Nous avons tourné ce film d’animation qui dure dix minutes en 605 jours, mais je dois dire que j’ai appris beaucoup de choses. C’était un film avec un look très naturel pour quelque chose qui était tourné dans un appartement construit en studio. Lorsque je me retrouvais coincé pour l’éclairage d’une scène, j’allais à l’extérieur pour regarder les bâtiments, et je réfléchissais sur la combinaison du soleil et du ciel, et comment la lumière rebondissant sur les murs et les routes. Puis je retournais à l’intérieur et j’essayais de le recréer. Benh resta tout l’été et construisit nos décors. Quand il retourna aux États-Unis, nous restâmes en contact pendant qu’il faisait ses projets d’animation. Je me suis rendu compte qu’il y avait quelque chose d’intéressant dans le cinéma indépendant américain et je voulais en faire partie. Après avoir déménagé aux États-Unis, j’ai tourné la première partie de Glory at Sea. C’est à ce moment-là que Benh et moi avons réalisé que nous travaillons très bien ensemble. ».

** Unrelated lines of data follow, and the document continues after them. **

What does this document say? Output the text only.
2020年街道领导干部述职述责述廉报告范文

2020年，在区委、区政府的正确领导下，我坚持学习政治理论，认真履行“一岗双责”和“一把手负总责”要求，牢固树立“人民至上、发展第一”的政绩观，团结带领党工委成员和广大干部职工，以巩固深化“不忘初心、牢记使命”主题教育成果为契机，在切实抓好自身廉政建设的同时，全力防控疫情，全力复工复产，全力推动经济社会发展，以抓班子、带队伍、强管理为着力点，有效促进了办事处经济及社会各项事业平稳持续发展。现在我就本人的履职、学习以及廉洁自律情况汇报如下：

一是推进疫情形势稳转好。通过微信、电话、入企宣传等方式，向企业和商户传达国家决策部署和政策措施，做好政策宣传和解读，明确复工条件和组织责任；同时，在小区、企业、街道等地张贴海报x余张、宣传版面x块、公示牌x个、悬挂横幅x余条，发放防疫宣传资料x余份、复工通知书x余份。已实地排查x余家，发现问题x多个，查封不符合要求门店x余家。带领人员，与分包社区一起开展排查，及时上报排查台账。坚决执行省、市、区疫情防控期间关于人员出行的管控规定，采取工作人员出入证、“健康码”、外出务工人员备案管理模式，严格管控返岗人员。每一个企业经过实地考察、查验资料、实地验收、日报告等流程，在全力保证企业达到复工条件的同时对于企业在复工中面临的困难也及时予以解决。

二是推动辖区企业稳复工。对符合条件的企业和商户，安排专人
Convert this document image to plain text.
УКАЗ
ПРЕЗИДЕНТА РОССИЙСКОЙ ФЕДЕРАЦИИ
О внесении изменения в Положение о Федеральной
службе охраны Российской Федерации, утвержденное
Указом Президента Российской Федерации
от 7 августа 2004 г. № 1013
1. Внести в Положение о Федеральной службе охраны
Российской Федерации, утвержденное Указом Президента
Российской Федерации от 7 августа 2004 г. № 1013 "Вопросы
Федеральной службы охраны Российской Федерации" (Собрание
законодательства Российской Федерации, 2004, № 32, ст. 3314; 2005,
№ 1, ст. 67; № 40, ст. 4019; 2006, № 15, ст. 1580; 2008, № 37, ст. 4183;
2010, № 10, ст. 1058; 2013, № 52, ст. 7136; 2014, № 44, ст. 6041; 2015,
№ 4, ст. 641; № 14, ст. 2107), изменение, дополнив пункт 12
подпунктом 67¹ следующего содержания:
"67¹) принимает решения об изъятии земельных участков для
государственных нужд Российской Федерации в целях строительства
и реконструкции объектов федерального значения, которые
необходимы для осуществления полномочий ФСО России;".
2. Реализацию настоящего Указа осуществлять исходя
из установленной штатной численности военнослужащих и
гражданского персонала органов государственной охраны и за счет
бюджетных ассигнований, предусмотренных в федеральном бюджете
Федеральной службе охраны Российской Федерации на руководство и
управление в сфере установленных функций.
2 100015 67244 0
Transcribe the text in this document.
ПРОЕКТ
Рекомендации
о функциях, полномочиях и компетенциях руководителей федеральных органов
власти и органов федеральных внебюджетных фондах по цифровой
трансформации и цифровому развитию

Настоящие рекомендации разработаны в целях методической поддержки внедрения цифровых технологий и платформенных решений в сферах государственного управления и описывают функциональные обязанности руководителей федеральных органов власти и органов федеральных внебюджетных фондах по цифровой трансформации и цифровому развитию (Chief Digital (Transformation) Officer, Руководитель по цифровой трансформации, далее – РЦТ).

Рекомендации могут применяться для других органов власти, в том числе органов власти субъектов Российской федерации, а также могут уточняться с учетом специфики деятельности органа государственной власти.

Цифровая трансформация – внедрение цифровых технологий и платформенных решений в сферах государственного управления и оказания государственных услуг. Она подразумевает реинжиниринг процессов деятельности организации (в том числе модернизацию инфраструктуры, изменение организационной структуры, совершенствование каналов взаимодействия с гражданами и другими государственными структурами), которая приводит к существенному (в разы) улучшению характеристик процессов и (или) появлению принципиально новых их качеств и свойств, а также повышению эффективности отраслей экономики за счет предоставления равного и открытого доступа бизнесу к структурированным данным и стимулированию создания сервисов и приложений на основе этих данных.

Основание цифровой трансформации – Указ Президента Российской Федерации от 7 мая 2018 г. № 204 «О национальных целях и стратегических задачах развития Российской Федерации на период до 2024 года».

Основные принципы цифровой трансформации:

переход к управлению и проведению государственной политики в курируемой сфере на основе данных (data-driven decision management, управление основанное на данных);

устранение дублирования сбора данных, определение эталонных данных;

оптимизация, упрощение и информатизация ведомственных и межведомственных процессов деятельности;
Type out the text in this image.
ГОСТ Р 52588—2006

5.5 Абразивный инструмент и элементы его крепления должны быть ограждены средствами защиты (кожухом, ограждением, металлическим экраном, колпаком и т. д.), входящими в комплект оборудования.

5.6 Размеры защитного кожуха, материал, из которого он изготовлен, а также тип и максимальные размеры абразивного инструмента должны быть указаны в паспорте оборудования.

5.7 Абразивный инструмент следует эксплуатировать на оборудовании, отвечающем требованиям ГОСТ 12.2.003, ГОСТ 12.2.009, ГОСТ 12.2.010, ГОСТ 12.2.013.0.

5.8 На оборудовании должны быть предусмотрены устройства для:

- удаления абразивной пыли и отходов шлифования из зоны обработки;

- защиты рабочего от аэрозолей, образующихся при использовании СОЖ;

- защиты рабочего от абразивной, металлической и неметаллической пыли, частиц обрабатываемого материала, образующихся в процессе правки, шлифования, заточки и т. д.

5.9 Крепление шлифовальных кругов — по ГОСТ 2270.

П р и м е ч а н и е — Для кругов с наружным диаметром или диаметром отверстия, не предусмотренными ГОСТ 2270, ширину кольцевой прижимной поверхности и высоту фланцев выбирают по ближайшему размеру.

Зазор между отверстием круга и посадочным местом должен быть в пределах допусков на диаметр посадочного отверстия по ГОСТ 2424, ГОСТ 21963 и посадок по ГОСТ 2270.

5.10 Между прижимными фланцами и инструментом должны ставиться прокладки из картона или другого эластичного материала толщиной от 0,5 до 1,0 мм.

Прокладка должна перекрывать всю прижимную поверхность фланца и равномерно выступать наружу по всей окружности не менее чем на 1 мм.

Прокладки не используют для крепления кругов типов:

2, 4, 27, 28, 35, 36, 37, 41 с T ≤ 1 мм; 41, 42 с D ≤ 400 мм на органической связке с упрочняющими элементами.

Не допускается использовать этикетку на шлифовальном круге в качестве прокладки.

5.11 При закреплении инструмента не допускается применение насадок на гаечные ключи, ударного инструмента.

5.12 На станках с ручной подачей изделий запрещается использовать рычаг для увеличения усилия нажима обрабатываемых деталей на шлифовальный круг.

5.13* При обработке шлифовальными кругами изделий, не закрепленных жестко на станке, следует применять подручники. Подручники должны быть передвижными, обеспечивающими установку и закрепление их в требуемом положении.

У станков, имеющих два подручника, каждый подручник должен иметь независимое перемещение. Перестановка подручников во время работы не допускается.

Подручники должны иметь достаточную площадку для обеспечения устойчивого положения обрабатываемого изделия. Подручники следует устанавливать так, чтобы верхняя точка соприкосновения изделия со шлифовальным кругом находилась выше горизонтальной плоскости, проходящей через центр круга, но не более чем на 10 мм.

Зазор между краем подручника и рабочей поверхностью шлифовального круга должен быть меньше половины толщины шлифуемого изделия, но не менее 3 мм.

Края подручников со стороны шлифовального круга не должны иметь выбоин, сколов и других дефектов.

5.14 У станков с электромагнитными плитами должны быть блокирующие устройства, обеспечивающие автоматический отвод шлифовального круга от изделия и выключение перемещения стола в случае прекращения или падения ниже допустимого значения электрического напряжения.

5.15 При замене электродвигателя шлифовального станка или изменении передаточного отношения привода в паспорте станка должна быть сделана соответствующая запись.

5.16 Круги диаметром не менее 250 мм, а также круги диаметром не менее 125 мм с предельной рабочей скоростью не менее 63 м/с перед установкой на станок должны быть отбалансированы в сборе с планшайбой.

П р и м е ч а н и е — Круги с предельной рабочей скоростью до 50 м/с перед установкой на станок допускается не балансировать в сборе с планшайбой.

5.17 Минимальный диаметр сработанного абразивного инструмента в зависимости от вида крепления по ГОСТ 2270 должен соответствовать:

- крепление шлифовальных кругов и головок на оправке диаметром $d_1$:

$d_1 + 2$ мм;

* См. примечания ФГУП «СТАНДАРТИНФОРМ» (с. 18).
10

« Glory at Sea a remporté de nombreux prix, et a contribué, à mettre Beasts of the Southern Wild sur les rails. Cependant, Beasts était un projet beaucoup plus gros et plus ambitieux, de sorte que les financiers du film voulaient donner leur opinion sur l’engagement des chefs de département. Au début, j’ai été approuvé pour les séquences d’animation, (les miniatures et les Aurochs), mais pas pour la photographie principale. Ils regardaient plusieurs directeur de la photo mais j’avais le sentiment que j’étais tout à fait capable de venir à bout de ce projet, donc je suis allé sur certains des lieux de tournage et j’ai fait des essais pour certaines scènes. Benh et les producteurs regardèrent la bobine, et décidèrent que c’était exactement l’ambiance qu’ils cherchaient, et ils réussirent à convaincre les financiers de se mettre d’accord pour m’engager. J’ai découvert plus tard que les directeurs de la photo qu’ils envisageaient avaient dit qu’il était impossible de faire ce travail avec un budget aussi réduit. »
On dit que le budget du film Beasts of the Southern Wild se situe entre 1,2 et 1,8 million de dollars réunis à partir de différentes sources de financement : subventions de la NHK, Rooftop Films, la San Francisco Film Society, Cinereach, ainsi que l’Arri Sundance Grant qui a fourni la matériel : la caméra Arri 416 fournie par Arri SCC et un ensemble d’objectifs de base et de Zeiss Primes. Richardson dit avoir utilisé le 25 mm et 50 mm presque exclusivement et a utilisé (la seule et unique) caméra. Il a modifié l’Easyrig en le mettant au-dessous de la hauteur des hanches pour avoir un axe de prise de vues très bas, pour donner le point de vue du personnage principal âgé de six ans, la petite Hushpuppy.
« Ce que j’ai essayé de faire sur Beasts, c’était de rendre le tout plus réel et le plus naturel possible. Nous avions un petit package d’éclairage sur un petit camion avec cadres et grilles, quelques Kino, des projecteurs tungstène, des Chinas et des Chimera et un 2,5 HMI PAR. Pour certaines scènes, nous avons loué (à la journée) des 4 kW et 6 kW HMI et plusieurs électriciens et machinistes en renfort », explique Richardson.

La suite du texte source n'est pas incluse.